DUBAI
L'Iran, qui a blâmé les "ennemis étrangers" pour les manifestations qui ont balayé le pays après la mort d'une femme en garde à vue, a déclaré vendredi avoir arrêté neuf ressortissants européens pour leur rôle dans les troubles.
La détention de citoyens d'Allemagne, de Pologne, d'Italie, de France, des Pays-Bas, de Suède et d'autres pays est susceptible d'aggraver les tensions entre l'Iran et les pays occidentaux à propos de la mort de Mahsa Amini.
L'escalade survient alors que davantage de victimes ont été signalées. Dix-neuf personnes ont été tuées après que les forces de sécurité ont tiré sur des manifestants armés attaquant un poste de police, a déclaré un responsable.
Téhéran a répondu à la condamnation internationale de l'affaire en s'en prenant à ses détracteurs, accusant les États-Unis d'exploiter les troubles pour tenter de déstabiliser l'Iran.
Les neuf personnes non identifiées ont été arrêtées "pendant les émeutes ou alors qu'elles complotaient en arrière-plan", a indiqué le ministère du Renseignement dans un communiqué diffusé par les médias iraniens.
Amini, une jeune de 22 ans originaire de la ville kurde iranienne de Saqez, a été arrêtée ce mois-ci à Téhéran pour "tenue inappropriée" par la police des mœurs qui applique le code vestimentaire strict de la République islamique pour les femmes.
Sa mort a provoqué le premier grand spectacle d'opposition dans les rues iraniennes depuis que les autorités ont écrasé les manifestations contre la hausse des prix de l'essence en 2019. Les manifestations se sont rapidement transformées en une révolte populaire contre l'establishment clérical.
Les manifestations se sont propagées de la ville natale d'Amini à l'ensemble des 31 provinces iraniennes, avec toutes les couches de la société, y compris les minorités ethniques et religieuses.
Craignant un soulèvement ethnique et dans une démonstration de puissance, l'Iran a tiré cette semaine des missiles et des drones sur des cibles dans la région kurde voisine du nord de l'Irak après avoir accusé les dissidents kurdes iraniens d'être impliqués dans les troubles.
Les groupes occidentaux de défense des droits de l'homme affirment que l'Iran, dominé par sa majorité chiite persane, discrimine les minorités ethniques et religieuses. Téhéran le nie.
RÉPRESSION
Alors que les analystes ne s'attendent pas à ce que les dirigeants cléricaux iraniens tombent, ils sont sur la défensive et peinent à trouver une stratégie pour désamorcer la fureur.
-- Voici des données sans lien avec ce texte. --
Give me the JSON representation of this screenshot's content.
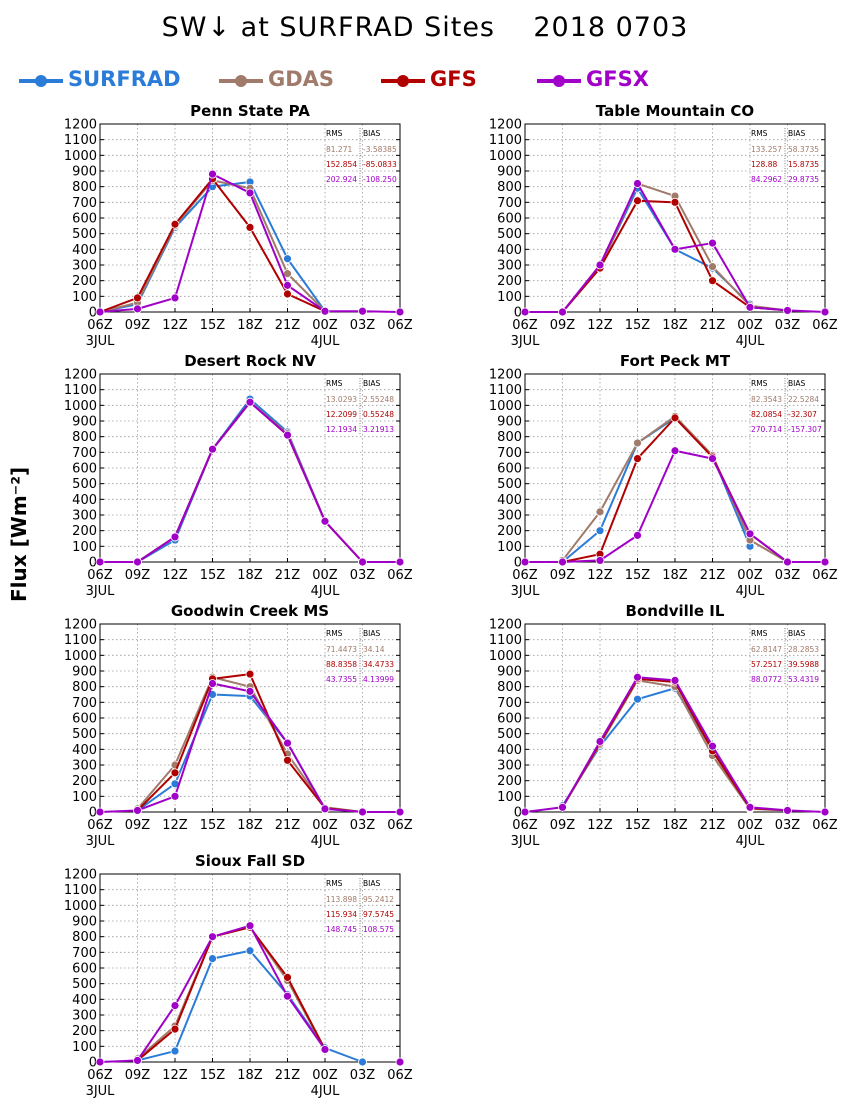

Des groupes de défense des droits ont déclaré que des dizaines de militants, d'étudiants et d'artistes avaient été arrêtés et le Comité pour la protection des journalistes a déclaré sur Twitter qu'il avait appris que les forces de sécurité avaient arrêté au moins 28 journalistes au 29 septembre.
Un haut responsable religieux iranien a appelé à une action ferme contre les manifestants.
"Notre sécurité est notre privilège distinctif. Le peuple iranien exige la punition la plus sévère pour ces émeutiers barbares", a déclaré Mohammad Javad Haj Ali Akbari, un responsable des prières qui ont lieu le vendredi à Téhéran avant un grand rassemblement.
Amnesty International a déclaré vendredi que la répression gouvernementale des manifestations avait jusqu'à présent fait au moins 52 morts et des centaines de blessés.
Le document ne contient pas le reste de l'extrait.